The culture and fabric of American life is changing rapidly in the late 1960s. A rock band called Refraction becomes bigger than the Beatles, and helps launch a popular movie, based on a classic of Beat literature, that becomes a cultural sensation. A host of new religious movements begin to challenge the orthodoxy of conservative American religious life; one of them, Scientology, benefits from the involvement of one of the highest-profile celebrities in the world. Meanwhile the Soviets beat the U.S. to the moon, which becomes just one more disillusionment in a confusing decade whose promise of change and renewal seems to be continually thwarted by depressing events.
This episode temporarily takes the focus off political history and casts a light on the cultural changes that are occurring in our alternate timeline. While Michael Soames and his band Refraction are pure fiction, it’s somewhat surprising that in real life America had no single answer to the phenomenon of the Beatles. The performance that inspires Soames in the story, where the Beatles performed on the Ed Sullivan Show in February 1964, is accurate to history. The movie version of On the Road is also fiction, but the director who creates it in the story, Frank Perry, was a real person. In his real-life career he went on to direct Diary of a Mad Housewife and the bizarre camp classic Mommie Dearest.
Here is the real Frank Perry. He died in 1995, age 65.

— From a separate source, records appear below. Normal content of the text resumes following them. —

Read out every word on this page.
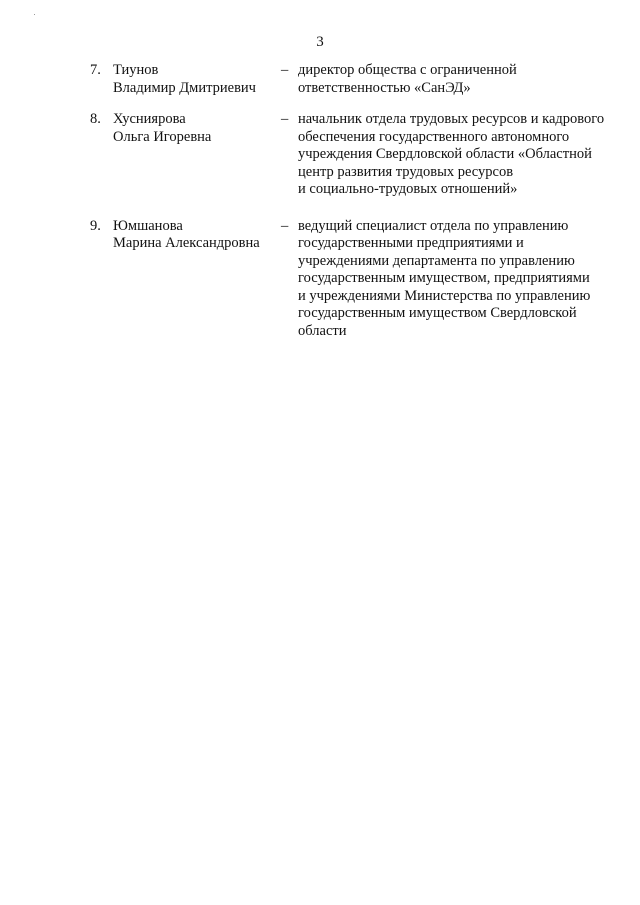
3
7. Тиунов
Владимир Дмитриевич
– директор общества с ограниченной
ответственностью «СанЭД»
8. Хусниярова
Ольга Игоревна
– начальник отдела трудовых ресурсов и кадрового
обеспечения государственного автономного
учреждения Свердловской области «Областной
центр развития трудовых ресурсов
и социально-трудовых отношений»
9. Юмшанова
Марина Александровна
– ведущий специалист отдела по управлению
государственными предприятиями и
учреждениями департамента по управлению
государственным имуществом, предприятиями
и учреждениями Министерства по управлению
государственным имуществом Свердловской
области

The Equal Rights Amendment was originally proposed in the 1920s and came within a hair’s breadth of ratification, before an artificial time limit–added to the amendment by Congress in 1972–expired in 1982. In this version of the timeline, the ERA passes without that time limit. The story also conjectures what the issue of abortion might have turned out like if Roe v. Wade had not been decided in 1973. This may come to pass in our future, if Roe is reversed, as it may well be in the 2020s.
In real life Elvis Presley did not become a Scientologist and, so far as we know, never actually met L. Ron Hubbard (the header photo for this image is Photoshopped from public domain images). But Hubbard was seeking high-level celebrities to join Scientology in the late 1960s. Priscilla Beaulieu Presley, Elvis’s widow, did become a Scientologist, though not until after his unexpected death in August 1977.

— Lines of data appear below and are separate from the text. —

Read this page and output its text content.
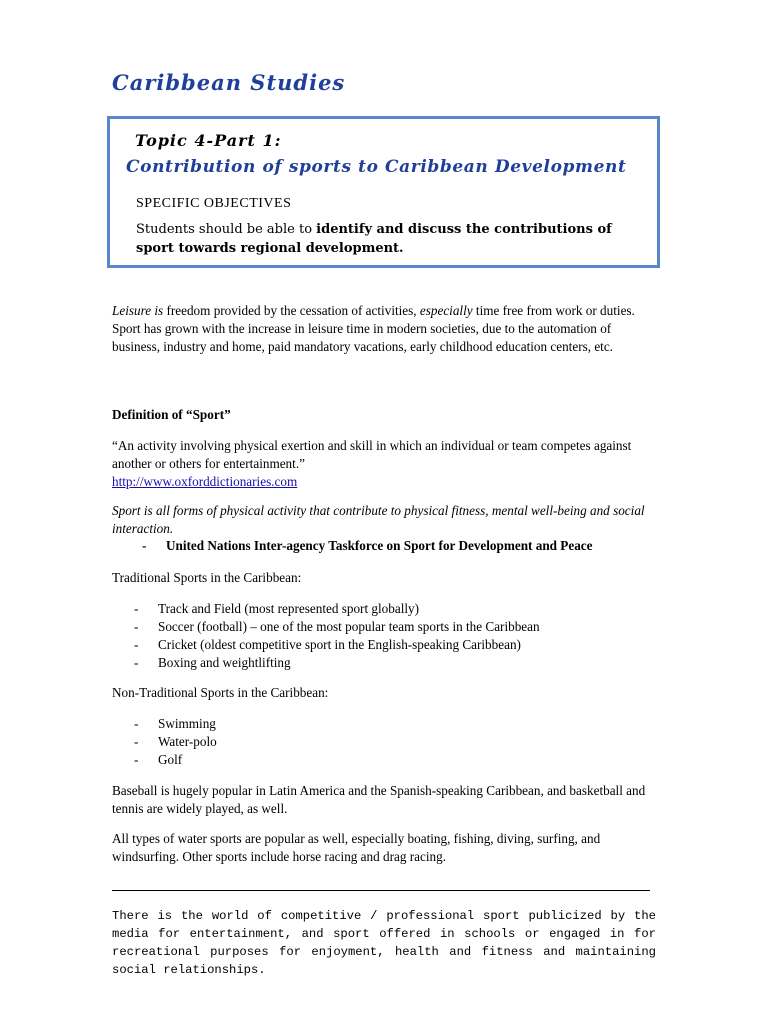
Caribbean Studies
Topic 4-Part 1:
Contribution of sports to Caribbean Development
SPECIFIC OBJECTIVES
Students should be able to identify and discuss the contributions of sport towards regional development.

Leisure is freedom provided by the cessation of activities, especially time free from work or duties. Sport has grown with the increase in leisure time in modern societies, due to the automation of business, industry and home, paid mandatory vacations, early childhood education centers, etc.

Definition of “Sport”

“An activity involving physical exertion and skill in which an individual or team competes against another or others for entertainment.”
http://www.oxforddictionaries.com

Sport is all forms of physical activity that contribute to physical fitness, mental well-being and social interaction.

- United Nations Inter-agency Taskforce on Sport for Development and Peace

Traditional Sports in the Caribbean:

- Track and Field (most represented sport globally)
- Soccer (football) – one of the most popular team sports in the Caribbean
- Cricket (oldest competitive sport in the English-speaking Caribbean)
- Boxing and weightlifting

Non-Traditional Sports in the Caribbean:

- Swimming
- Water-polo
- Golf

Baseball is hugely popular in Latin America and the Spanish-speaking Caribbean, and basketball and tennis are widely played, as well.

All types of water sports are popular as well, especially boating, fishing, diving, surfing, and windsurfing. Other sports include horse racing and drag racing.

There is the world of competitive / professional sport publicized by the media for entertainment, and sport offered in schools or engaged in for recreational purposes for enjoyment, health and fitness and maintaining social relationships.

The Soviets did have a program to land cosmonauts on the Moon, and were theoretically trying to beat the United States to this achievement. However, their effort was less diligent and enthusiastic than the U.S.’s, and was hampered by repeated setbacks including the explosion of their N1 rocket in July 1969. In the story, the Soviet cosmonaut who first walks on the Moon, Vladimir Komarov, in real life died on the ill-fated Soyuz 1 mission in 1967.